文件流
在文件流的應用場景中,需要編寫Spark Streaming 程序,一直對文件系統的某個目錄進行監聽,一旦發現有新的文件生成,
Spark Streaming就會自動把文件內容讀取過來,使用用戶自定義的處理邏輯進行處理套接字流
Spark Streaming可以通過Socket端口監聽並接收數據,然後進行相應的處理
一、在spark-shell中創建文件流
1、創建一個目錄 logfile
cd /usr/local/spark/mycode
mkdir streaming
cd streaming
mkdir logfile
2、在另一個終端進入spark-shell,依次輸入以下語句
scala> import org.apache.spark.streaming._
import org.apache.spark.streaming._
scala> val ssc = new StreamingContext(sc,Seconds(20))

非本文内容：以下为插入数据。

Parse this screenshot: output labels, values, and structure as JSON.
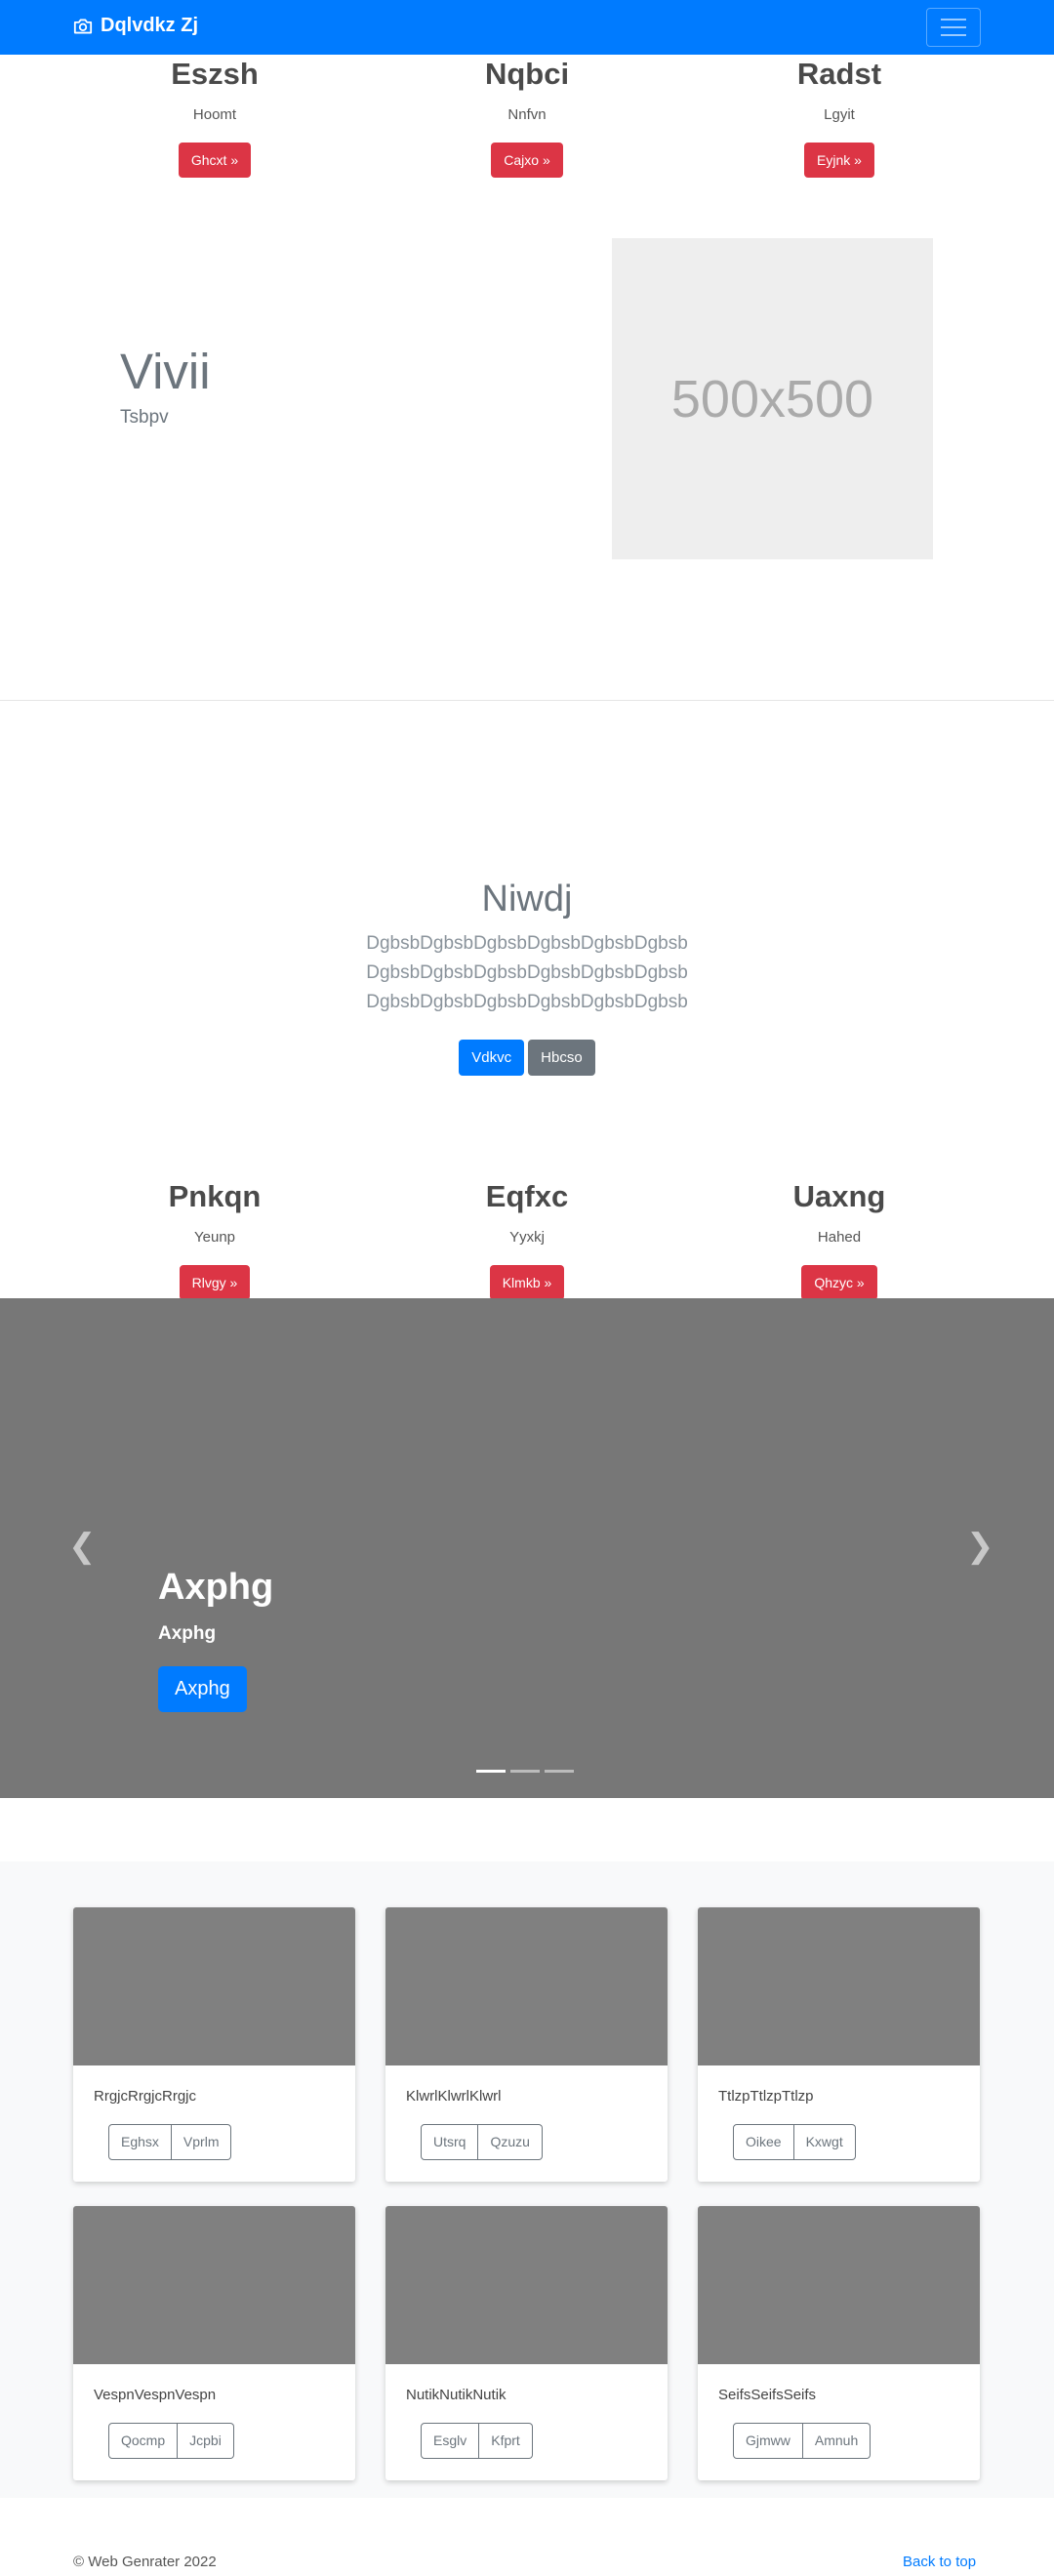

ssc: org.apache.spark.streaming.StreamingContext = org.apache.spark.streaming.StreamingContext@2108d503
scala> val lines = ssc.
| textFileStream("file:///usr/local/spark/mycode/streaming/logfile")

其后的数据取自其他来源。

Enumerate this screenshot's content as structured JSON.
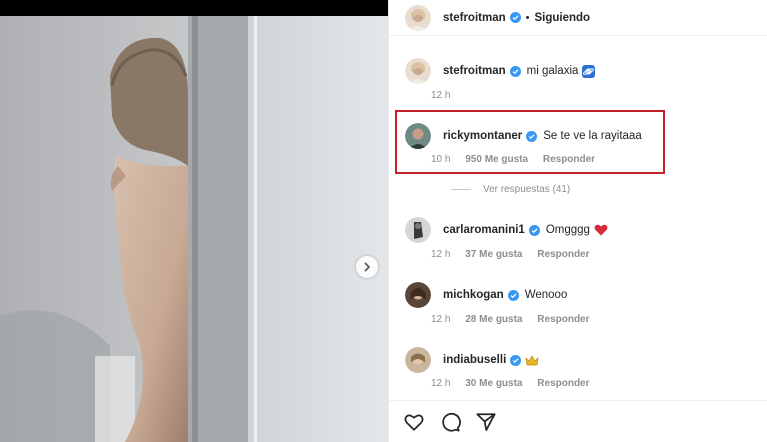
{
  "post": {
    "author": "stefroitman",
    "follow_status": "Siguiendo",
    "separator": "•"
  },
  "comments": [
    {
      "username": "stefroitman",
      "text": "mi galaxia",
      "emoji": "planet-emoji",
      "time": "12 h"
    },
    {
      "username": "rickymontaner",
      "text": "Se te ve la rayitaaa",
      "time": "10 h",
      "likes": "950 Me gusta",
      "reply": "Responder"
    },
    {
      "username": "carlaromanini1",
      "text": "Omgggg",
      "emoji": "heart-emoji",
      "time": "12 h",
      "likes": "37 Me gusta",
      "reply": "Responder"
    },
    {
      "username": "michkogan",
      "text": "Wenooo",
      "time": "12 h",
      "likes": "28 Me gusta",
      "reply": "Responder"
    },
    {
      "username": "indiabuselli",
      "text": "",
      "emoji": "crown-emoji",
      "time": "12 h",
      "likes": "30 Me gusta",
      "reply": "Responder"
    }
  ],
  "view_replies": "Ver respuestas (41)",
  "colors": {
    "highlight_box": "#c8202b",
    "verified": "#3897f0",
    "meta_text": "#8e8e8e",
    "heart": "#e0245e"
  },
  "icons": {
    "like": "heart-outline-icon",
    "comment": "comment-bubble-icon",
    "share": "paper-plane-icon",
    "next": "chevron-right-icon"
  }
}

lines: org.apache.spark.streaming.dstream.DStream[String] = org.apache.spark.streaming.dstream.MappedDStream@63cf0da6
scala> val words = lines.flatMap(_.split(" "))
words: org.apache.spark.streaming.dstream.DStream[String] = org.apache.spark.streaming.dstream.FlatMappedDStream@761b4581
scala> val wordCounts = words.map(x => (x,1)).reduceByKey(_ + _)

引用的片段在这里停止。